In all three controlled studies of the effectiveness of this cleaning process a common sense approach was followed. The ability of the equipment to kill microbial contaminants was measured by collecting samples from items prior to and after being cleaned. Immediate feedback was provided in all three studies by collecting samples on swabs that were analyzed by field equipment using adenosine triphosphate (ATP) technology. ATP instruments have a long history of use in food service and health care settings to determine the cleanliness of surfaces related to biological contaminants. Such instruments provide numerical results known as relative light units (RLU). In two of the studies, side-by-side surface samples were also analyzed by an independent laboratory to determine concentrations of specific types of bacteria. 

The sampling data generated during the initial study revealed that:

  • The system was extremely effective in removing biological contaminants from items with heavy contamination. Bio-burden and bacterial reduction of nearly 100% (99.86% and 99.98%, respectively) was achieved for items that started with more than 1 million and 259,900 colonies of bacteria, respectively.
  • There was no evidence of cross-contamination even after the water in the ultrasonic tank had been used to clean items with extreme bacterial counts.

After immersion in the ultrasonic tank, contamination had fallen to 26 RLU, with a 100% reduction in E. coli.

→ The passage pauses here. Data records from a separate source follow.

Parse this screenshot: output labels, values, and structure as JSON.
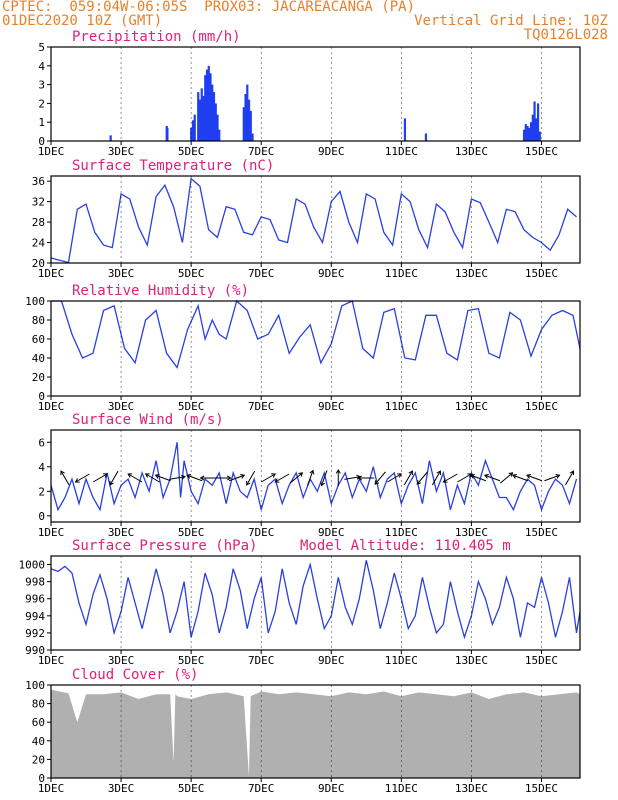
{
  "header": {
    "line1_left": "CPTEC:  059:04W-06:05S  PROX03: JACAREACANGA (PA)",
    "line2_left": "01DEC2020 10Z (GMT)",
    "line2_right": "Vertical Grid Line: 10Z",
    "line3_right": "TQ0126L028"
  },
  "x_axis": {
    "tick_labels": [
      "1DEC",
      "3DEC",
      "5DEC",
      "7DEC",
      "9DEC",
      "11DEC",
      "13DEC",
      "15DEC"
    ],
    "tick_days": [
      1,
      3,
      5,
      7,
      9,
      11,
      13,
      15
    ],
    "start_day": 1,
    "end_day": 16.1
  },
  "colors": {
    "line": "#2a3fe0",
    "bar": "#1f3ff0",
    "cloud": "#b0b0b0",
    "title": "#e0207a",
    "header": "#e8802a"
  },
  "chart_data": [
    {
      "type": "bar",
      "title": "Precipitation (mm/h)",
      "ylim": [
        0,
        5
      ],
      "yticks": [
        0,
        1,
        2,
        3,
        4,
        5
      ],
      "x": [
        2.7,
        4.3,
        4.32,
        5.0,
        5.05,
        5.1,
        5.2,
        5.25,
        5.3,
        5.35,
        5.4,
        5.45,
        5.5,
        5.55,
        5.6,
        5.65,
        5.7,
        5.75,
        5.8,
        6.5,
        6.55,
        6.6,
        6.65,
        6.7,
        6.75,
        11.1,
        11.7,
        14.5,
        14.55,
        14.6,
        14.65,
        14.7,
        14.75,
        14.8,
        14.85,
        14.9,
        14.95
      ],
      "values": [
        0.3,
        0.8,
        0.7,
        0.7,
        1.1,
        1.4,
        2.6,
        2.2,
        2.8,
        2.4,
        3.5,
        3.8,
        4.0,
        3.6,
        3.0,
        2.6,
        2.0,
        1.4,
        0.6,
        1.8,
        2.5,
        3.0,
        2.2,
        1.6,
        0.4,
        1.2,
        0.4,
        0.6,
        0.9,
        0.8,
        0.7,
        1.0,
        1.4,
        2.1,
        1.2,
        2.0,
        0.5
      ]
    },
    {
      "type": "line",
      "title": "Surface Temperature (nC)",
      "ylim": [
        20,
        37
      ],
      "yticks": [
        20,
        24,
        28,
        32,
        36
      ],
      "x": [
        1.0,
        1.2,
        1.5,
        1.75,
        2.0,
        2.25,
        2.5,
        2.75,
        3.0,
        3.25,
        3.5,
        3.75,
        4.0,
        4.25,
        4.5,
        4.75,
        5.0,
        5.25,
        5.5,
        5.75,
        6.0,
        6.25,
        6.5,
        6.75,
        7.0,
        7.25,
        7.5,
        7.75,
        8.0,
        8.25,
        8.5,
        8.75,
        9.0,
        9.25,
        9.5,
        9.75,
        10.0,
        10.25,
        10.5,
        10.75,
        11.0,
        11.25,
        11.5,
        11.75,
        12.0,
        12.25,
        12.5,
        12.75,
        13.0,
        13.25,
        13.5,
        13.75,
        14.0,
        14.25,
        14.5,
        14.75,
        15.0,
        15.25,
        15.5,
        15.75,
        16.0
      ],
      "values": [
        21.0,
        20.6,
        20.1,
        30.5,
        31.5,
        26,
        23.5,
        23,
        33.5,
        32.5,
        27,
        23.5,
        33,
        35.2,
        31,
        24,
        36.5,
        35,
        26.5,
        25,
        31,
        30.5,
        26,
        25.5,
        29,
        28.5,
        24.5,
        24,
        32.5,
        31.5,
        27,
        24,
        32,
        34,
        28,
        24,
        33.5,
        32.5,
        26,
        23.5,
        33.5,
        32,
        26.5,
        23,
        31.5,
        30,
        26,
        23,
        32.5,
        31.8,
        28,
        24,
        30.5,
        30,
        26.5,
        25,
        24,
        22.5,
        25.5,
        30.5,
        29
      ]
    },
    {
      "type": "line",
      "title": "Relative Humidity (%)",
      "ylim": [
        0,
        100
      ],
      "yticks": [
        0,
        20,
        40,
        60,
        80,
        100
      ],
      "x": [
        1.0,
        1.3,
        1.6,
        1.9,
        2.2,
        2.5,
        2.8,
        3.1,
        3.4,
        3.7,
        4.0,
        4.3,
        4.6,
        4.9,
        5.2,
        5.4,
        5.6,
        5.8,
        6.0,
        6.3,
        6.6,
        6.9,
        7.2,
        7.5,
        7.8,
        8.1,
        8.4,
        8.7,
        9.0,
        9.3,
        9.6,
        9.9,
        10.2,
        10.5,
        10.8,
        11.1,
        11.4,
        11.7,
        12.0,
        12.3,
        12.6,
        12.9,
        13.2,
        13.5,
        13.8,
        14.1,
        14.4,
        14.7,
        15.0,
        15.3,
        15.6,
        15.9,
        16.1
      ],
      "values": [
        100,
        100,
        65,
        40,
        45,
        90,
        95,
        50,
        35,
        80,
        90,
        45,
        30,
        70,
        95,
        60,
        80,
        65,
        60,
        100,
        90,
        60,
        65,
        85,
        45,
        62,
        75,
        35,
        55,
        95,
        100,
        50,
        40,
        88,
        92,
        40,
        38,
        85,
        85,
        45,
        38,
        90,
        92,
        45,
        40,
        88,
        80,
        42,
        70,
        85,
        90,
        85,
        50
      ]
    },
    {
      "type": "line",
      "title": "Surface Wind (m/s)",
      "ylim": [
        -0.5,
        7
      ],
      "yticks": [
        0,
        2,
        4,
        6
      ],
      "x": [
        1.0,
        1.2,
        1.4,
        1.6,
        1.8,
        2.0,
        2.2,
        2.4,
        2.6,
        2.8,
        3.0,
        3.2,
        3.4,
        3.6,
        3.8,
        4.0,
        4.2,
        4.4,
        4.6,
        4.7,
        4.8,
        5.0,
        5.2,
        5.4,
        5.6,
        5.8,
        6.0,
        6.2,
        6.4,
        6.6,
        6.8,
        7.0,
        7.2,
        7.4,
        7.6,
        7.8,
        8.0,
        8.2,
        8.4,
        8.6,
        8.8,
        9.0,
        9.2,
        9.4,
        9.6,
        9.8,
        10.0,
        10.2,
        10.4,
        10.6,
        10.8,
        11.0,
        11.2,
        11.4,
        11.6,
        11.8,
        12.0,
        12.2,
        12.4,
        12.6,
        12.8,
        13.0,
        13.2,
        13.4,
        13.6,
        13.8,
        14.0,
        14.2,
        14.4,
        14.6,
        14.8,
        15.0,
        15.2,
        15.4,
        15.6,
        15.8,
        16.0
      ],
      "values": [
        2.5,
        0.5,
        1.5,
        3.0,
        1.0,
        3.0,
        1.5,
        0.5,
        3.5,
        1.0,
        2.5,
        3.0,
        1.5,
        3.5,
        2.0,
        4.5,
        1.5,
        3.0,
        6.0,
        1.5,
        4.5,
        2.0,
        1.0,
        3.0,
        2.5,
        3.5,
        1.0,
        3.5,
        2.0,
        1.5,
        3.0,
        0.5,
        2.5,
        3.0,
        1.0,
        2.5,
        3.5,
        1.5,
        3.0,
        2.0,
        3.5,
        1.0,
        2.5,
        3.5,
        1.5,
        3.0,
        2.0,
        4.0,
        1.5,
        3.0,
        3.5,
        1.0,
        2.5,
        3.5,
        1.0,
        4.5,
        2.0,
        3.5,
        0.5,
        2.5,
        1.0,
        3.5,
        2.5,
        4.5,
        3.0,
        1.5,
        1.5,
        0.5,
        2.0,
        3.0,
        2.5,
        0.5,
        2.0,
        3.0,
        2.5,
        1.0,
        3.0
      ],
      "wind_barbs": [
        {
          "day": 1.4,
          "dir": -120
        },
        {
          "day": 1.9,
          "dir": 150
        },
        {
          "day": 2.4,
          "dir": -30
        },
        {
          "day": 2.8,
          "dir": 120
        },
        {
          "day": 3.4,
          "dir": -150
        },
        {
          "day": 3.9,
          "dir": -150
        },
        {
          "day": 4.2,
          "dir": -160
        },
        {
          "day": 4.6,
          "dir": -10
        },
        {
          "day": 5.1,
          "dir": -160
        },
        {
          "day": 5.5,
          "dir": 180
        },
        {
          "day": 5.9,
          "dir": 0
        },
        {
          "day": 6.3,
          "dir": -20
        },
        {
          "day": 6.7,
          "dir": 120
        },
        {
          "day": 7.2,
          "dir": -30
        },
        {
          "day": 7.6,
          "dir": 150
        },
        {
          "day": 8.0,
          "dir": -40
        },
        {
          "day": 8.4,
          "dir": -70
        },
        {
          "day": 8.8,
          "dir": 110
        },
        {
          "day": 9.2,
          "dir": -90
        },
        {
          "day": 9.6,
          "dir": -10
        },
        {
          "day": 10.0,
          "dir": 180
        },
        {
          "day": 10.4,
          "dir": 130
        },
        {
          "day": 10.8,
          "dir": -30
        },
        {
          "day": 11.2,
          "dir": -60
        },
        {
          "day": 11.6,
          "dir": 130
        },
        {
          "day": 12.0,
          "dir": -60
        },
        {
          "day": 12.4,
          "dir": 150
        },
        {
          "day": 12.8,
          "dir": -30
        },
        {
          "day": 13.2,
          "dir": -160
        },
        {
          "day": 13.6,
          "dir": -160
        },
        {
          "day": 14.0,
          "dir": -40
        },
        {
          "day": 14.4,
          "dir": -160
        },
        {
          "day": 14.8,
          "dir": -160
        },
        {
          "day": 15.3,
          "dir": -20
        },
        {
          "day": 15.8,
          "dir": -60
        }
      ]
    },
    {
      "type": "line",
      "title": "Surface Pressure (hPa)",
      "subtitle": "Model Altitude: 110.405 m",
      "ylim": [
        990,
        1001
      ],
      "yticks": [
        990,
        992,
        994,
        996,
        998,
        1000
      ],
      "x": [
        1.0,
        1.2,
        1.4,
        1.6,
        1.8,
        2.0,
        2.2,
        2.4,
        2.6,
        2.8,
        3.0,
        3.2,
        3.4,
        3.6,
        3.8,
        4.0,
        4.2,
        4.4,
        4.6,
        4.8,
        5.0,
        5.2,
        5.4,
        5.6,
        5.8,
        6.0,
        6.2,
        6.4,
        6.6,
        6.8,
        7.0,
        7.2,
        7.4,
        7.6,
        7.8,
        8.0,
        8.2,
        8.4,
        8.6,
        8.8,
        9.0,
        9.2,
        9.4,
        9.6,
        9.8,
        10.0,
        10.2,
        10.4,
        10.6,
        10.8,
        11.0,
        11.2,
        11.4,
        11.6,
        11.8,
        12.0,
        12.2,
        12.4,
        12.6,
        12.8,
        13.0,
        13.2,
        13.4,
        13.6,
        13.8,
        14.0,
        14.2,
        14.4,
        14.6,
        14.8,
        15.0,
        15.2,
        15.4,
        15.6,
        15.8,
        16.0,
        16.1
      ],
      "values": [
        999.5,
        999.2,
        999.8,
        999.0,
        995.5,
        993.0,
        996.5,
        998.8,
        996.0,
        992.0,
        994.5,
        998.5,
        995.5,
        992.5,
        996.0,
        999.5,
        996.5,
        992.0,
        994.5,
        998.0,
        991.5,
        994.5,
        999.0,
        996.5,
        992.0,
        995.0,
        999.5,
        997.0,
        992.5,
        996.0,
        998.5,
        992.0,
        994.5,
        999.5,
        995.5,
        993.0,
        997.5,
        1000.0,
        996.0,
        992.5,
        994.0,
        998.5,
        995.0,
        993.0,
        996.0,
        1000.5,
        997.0,
        992.5,
        995.5,
        999.0,
        996.0,
        992.5,
        994.0,
        998.5,
        995.0,
        992.0,
        993.0,
        998.0,
        994.5,
        991.5,
        994.0,
        998.0,
        996.0,
        993.0,
        995.0,
        998.5,
        996.0,
        991.5,
        995.5,
        995.0,
        998.5,
        995.5,
        991.5,
        994.5,
        998.5,
        992.0,
        994.5
      ]
    },
    {
      "type": "area",
      "title": "Cloud Cover (%)",
      "ylim": [
        0,
        100
      ],
      "yticks": [
        0,
        20,
        40,
        60,
        80,
        100
      ],
      "x": [
        1.0,
        1.5,
        1.75,
        2.0,
        2.5,
        3.0,
        3.5,
        4.0,
        4.4,
        4.5,
        4.55,
        4.6,
        5.0,
        5.5,
        6.0,
        6.5,
        6.65,
        6.7,
        7.0,
        7.5,
        8.0,
        8.5,
        9.0,
        9.5,
        10.0,
        10.5,
        11.0,
        11.5,
        12.0,
        12.5,
        13.0,
        13.5,
        14.0,
        14.5,
        15.0,
        15.5,
        16.0,
        16.1
      ],
      "values": [
        95,
        91,
        60,
        90,
        90,
        92,
        85,
        90,
        90,
        17,
        90,
        88,
        85,
        90,
        92,
        88,
        2,
        88,
        93,
        90,
        92,
        90,
        88,
        92,
        90,
        93,
        88,
        92,
        90,
        88,
        92,
        85,
        90,
        92,
        88,
        90,
        92,
        90
      ]
    }
  ]
}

As a further challenge, both porous and non-porous items were intentionally contaminated and then cleaned in the tank. Standard cleaning times (two to four minutes depending on the object’s size, type, and material) were used so that results useful in real-world applications could be obtained. The sampling data generated during the second study showed that:

  • Pernicious bacteria types, such as those resistant to antibiotics, can be effectively cleaned from surfaces using ultrasonic equipment.
  • The laboratory results for Enterococcus and Escherichia coli (or E. coli) bacteria contamination showed a 100% reduction for every non-porous item tested. The system also showed impressive results cleaning a microfiber cloth, with 100% reduction of E. coli bacteria and 97.7% reduction of colony forming units of Enterococcus.
  • Laboratory testing revealed that live bacteria counts in the water when the ultrasonic machine was operating stayed close to zero even after intentional contamination with gallons of raw sewage.

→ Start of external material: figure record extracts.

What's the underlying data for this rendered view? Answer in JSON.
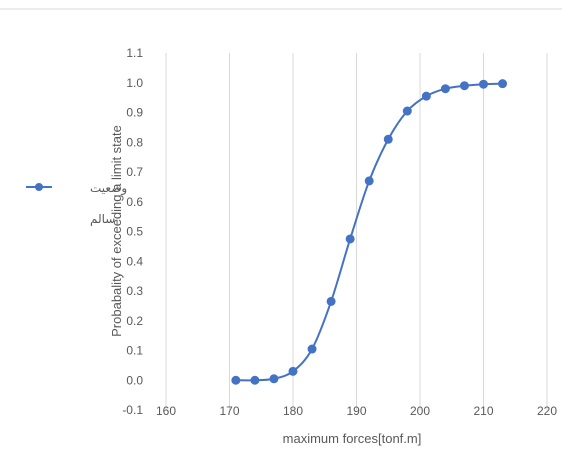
{
  "chart_data": {
    "type": "line",
    "title": "",
    "xlabel": "maximum forces[tonf.m]",
    "ylabel": "Probabality of exceeding a limit state",
    "xlim": [
      160,
      220
    ],
    "ylim": [
      -0.1,
      1.1
    ],
    "x_ticks": [
      "160",
      "170",
      "180",
      "190",
      "200",
      "210",
      "220"
    ],
    "y_ticks": [
      "-0.1",
      "0.0",
      "0.1",
      "0.2",
      "0.3",
      "0.4",
      "0.5",
      "0.6",
      "0.7",
      "0.8",
      "0.9",
      "1.0",
      "1.1"
    ],
    "grid": "vertical",
    "legend_position": "left",
    "series": [
      {
        "name": "وضعیت سالم",
        "color": "#4472C4",
        "marker": "circle",
        "x": [
          171,
          174,
          177,
          180,
          183,
          186,
          189,
          192,
          195,
          198,
          201,
          204,
          207,
          210,
          213
        ],
        "y": [
          0.0,
          0.0,
          0.005,
          0.03,
          0.105,
          0.265,
          0.475,
          0.67,
          0.81,
          0.905,
          0.955,
          0.98,
          0.99,
          0.995,
          0.997
        ]
      }
    ]
  },
  "legend": {
    "line1": "وضعیت",
    "line2": "سالم"
  }
}
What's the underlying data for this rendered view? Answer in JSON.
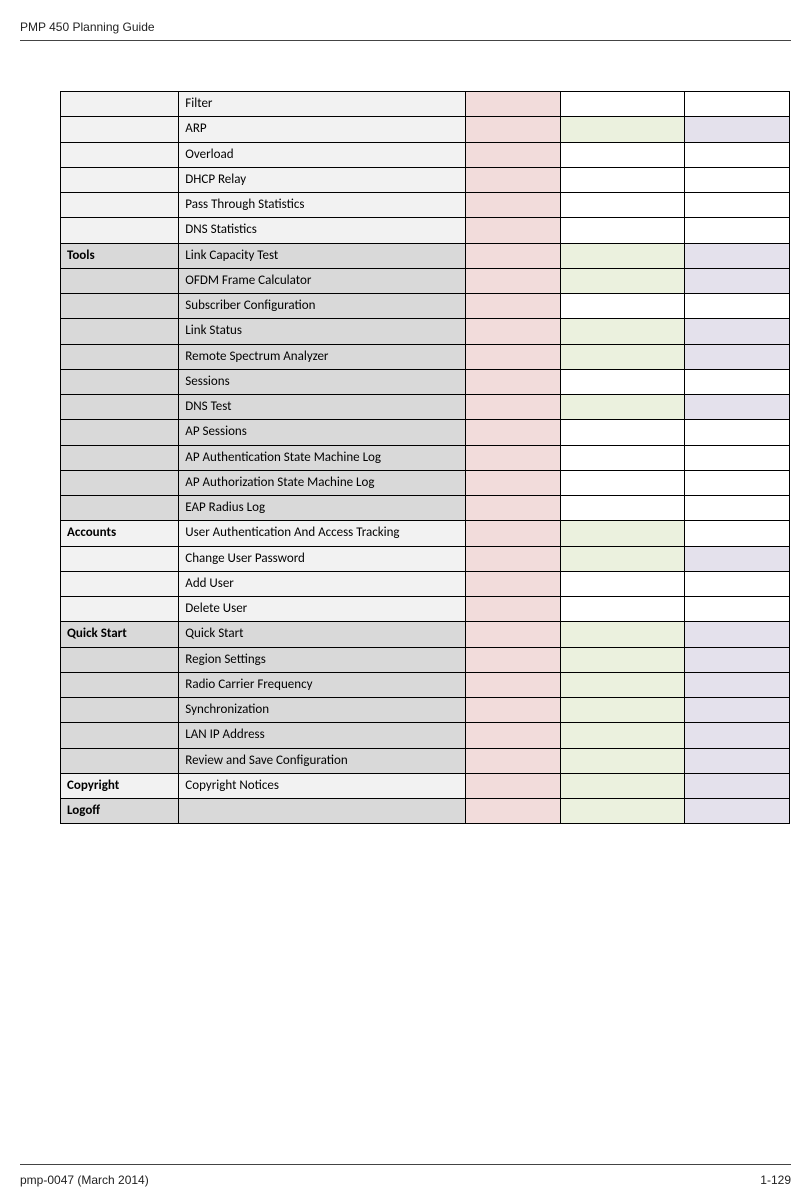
{
  "doc": {
    "header_title": "PMP 450 Planning Guide",
    "footer_left": "pmp-0047 (March 2014)",
    "footer_right": "1-129"
  },
  "colors": {
    "white": "#ffffff",
    "light": "#f2f2f2",
    "grey": "#d9d9d9",
    "pink": "#f2dcdb",
    "green": "#ebf1de",
    "purple": "#e4e1ec"
  },
  "rows": [
    {
      "section": "",
      "sec_bg": "light",
      "sec_bold": false,
      "item": "Filter",
      "item_bg": "light",
      "a": "pink",
      "b": "white",
      "c": "white"
    },
    {
      "section": "",
      "sec_bg": "light",
      "sec_bold": false,
      "item": "ARP",
      "item_bg": "light",
      "a": "pink",
      "b": "green",
      "c": "purple"
    },
    {
      "section": "",
      "sec_bg": "light",
      "sec_bold": false,
      "item": "Overload",
      "item_bg": "light",
      "a": "pink",
      "b": "white",
      "c": "white"
    },
    {
      "section": "",
      "sec_bg": "light",
      "sec_bold": false,
      "item": "DHCP Relay",
      "item_bg": "light",
      "a": "pink",
      "b": "white",
      "c": "white"
    },
    {
      "section": "",
      "sec_bg": "light",
      "sec_bold": false,
      "item": "Pass Through Statistics",
      "item_bg": "light",
      "a": "pink",
      "b": "white",
      "c": "white"
    },
    {
      "section": "",
      "sec_bg": "light",
      "sec_bold": false,
      "item": "DNS Statistics",
      "item_bg": "light",
      "a": "pink",
      "b": "white",
      "c": "white"
    },
    {
      "section": "Tools",
      "sec_bg": "grey",
      "sec_bold": true,
      "item": "Link Capacity Test",
      "item_bg": "grey",
      "a": "pink",
      "b": "green",
      "c": "purple"
    },
    {
      "section": "",
      "sec_bg": "grey",
      "sec_bold": false,
      "item": "OFDM Frame Calculator",
      "item_bg": "grey",
      "a": "pink",
      "b": "green",
      "c": "purple"
    },
    {
      "section": "",
      "sec_bg": "grey",
      "sec_bold": false,
      "item": "Subscriber Configuration",
      "item_bg": "grey",
      "a": "pink",
      "b": "white",
      "c": "white"
    },
    {
      "section": "",
      "sec_bg": "grey",
      "sec_bold": false,
      "item": "Link Status",
      "item_bg": "grey",
      "a": "pink",
      "b": "green",
      "c": "purple"
    },
    {
      "section": "",
      "sec_bg": "grey",
      "sec_bold": false,
      "item": "Remote Spectrum Analyzer",
      "item_bg": "grey",
      "a": "pink",
      "b": "green",
      "c": "purple"
    },
    {
      "section": "",
      "sec_bg": "grey",
      "sec_bold": false,
      "item": "Sessions",
      "item_bg": "grey",
      "a": "pink",
      "b": "white",
      "c": "white"
    },
    {
      "section": "",
      "sec_bg": "grey",
      "sec_bold": false,
      "item": "DNS Test",
      "item_bg": "grey",
      "a": "pink",
      "b": "green",
      "c": "purple"
    },
    {
      "section": "",
      "sec_bg": "grey",
      "sec_bold": false,
      "item": "AP Sessions",
      "item_bg": "grey",
      "a": "pink",
      "b": "white",
      "c": "white"
    },
    {
      "section": "",
      "sec_bg": "grey",
      "sec_bold": false,
      "item": "AP Authentication State Machine Log",
      "item_bg": "grey",
      "a": "pink",
      "b": "white",
      "c": "white"
    },
    {
      "section": "",
      "sec_bg": "grey",
      "sec_bold": false,
      "item": "AP Authorization State Machine Log",
      "item_bg": "grey",
      "a": "pink",
      "b": "white",
      "c": "white"
    },
    {
      "section": "",
      "sec_bg": "grey",
      "sec_bold": false,
      "item": "EAP Radius Log",
      "item_bg": "grey",
      "a": "pink",
      "b": "white",
      "c": "white"
    },
    {
      "section": "Accounts",
      "sec_bg": "light",
      "sec_bold": true,
      "item": "User Authentication And Access Tracking",
      "item_bg": "light",
      "a": "pink",
      "b": "green",
      "c": "white"
    },
    {
      "section": "",
      "sec_bg": "light",
      "sec_bold": false,
      "item": "Change User Password",
      "item_bg": "light",
      "a": "pink",
      "b": "green",
      "c": "purple"
    },
    {
      "section": "",
      "sec_bg": "light",
      "sec_bold": false,
      "item": "Add User",
      "item_bg": "light",
      "a": "pink",
      "b": "white",
      "c": "white"
    },
    {
      "section": "",
      "sec_bg": "light",
      "sec_bold": false,
      "item": "Delete User",
      "item_bg": "light",
      "a": "pink",
      "b": "white",
      "c": "white"
    },
    {
      "section": "Quick Start",
      "sec_bg": "grey",
      "sec_bold": true,
      "item": "Quick Start",
      "item_bg": "grey",
      "a": "pink",
      "b": "green",
      "c": "purple"
    },
    {
      "section": "",
      "sec_bg": "grey",
      "sec_bold": false,
      "item": "Region Settings",
      "item_bg": "grey",
      "a": "pink",
      "b": "green",
      "c": "purple"
    },
    {
      "section": "",
      "sec_bg": "grey",
      "sec_bold": false,
      "item": "Radio Carrier Frequency",
      "item_bg": "grey",
      "a": "pink",
      "b": "green",
      "c": "purple"
    },
    {
      "section": "",
      "sec_bg": "grey",
      "sec_bold": false,
      "item": "Synchronization",
      "item_bg": "grey",
      "a": "pink",
      "b": "green",
      "c": "purple"
    },
    {
      "section": "",
      "sec_bg": "grey",
      "sec_bold": false,
      "item": "LAN IP Address",
      "item_bg": "grey",
      "a": "pink",
      "b": "green",
      "c": "purple"
    },
    {
      "section": "",
      "sec_bg": "grey",
      "sec_bold": false,
      "item": "Review and Save Configuration",
      "item_bg": "grey",
      "a": "pink",
      "b": "green",
      "c": "purple"
    },
    {
      "section": "Copyright",
      "sec_bg": "light",
      "sec_bold": true,
      "item": "Copyright Notices",
      "item_bg": "light",
      "a": "pink",
      "b": "green",
      "c": "purple"
    },
    {
      "section": "Logoff",
      "sec_bg": "grey",
      "sec_bold": true,
      "item": "",
      "item_bg": "grey",
      "a": "pink",
      "b": "green",
      "c": "purple"
    }
  ]
}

An Ultrasonic Answer to Controlling Infections

Both controlled testing and field demonstrations have confirmed that ultrasonic cleaning equipment is an important tool that should be utilized to improve cleaning performance in health care settings and other critical use facilities. This improved cleaning is one of the keys to reducing health care acquired infections and limiting the personal suffering and financial loss that comes from these preventable diseases. 



*This story is based on research conducted for Morantz Ultrasonics Inc. using Morantz ultrasonic cleaning equipment.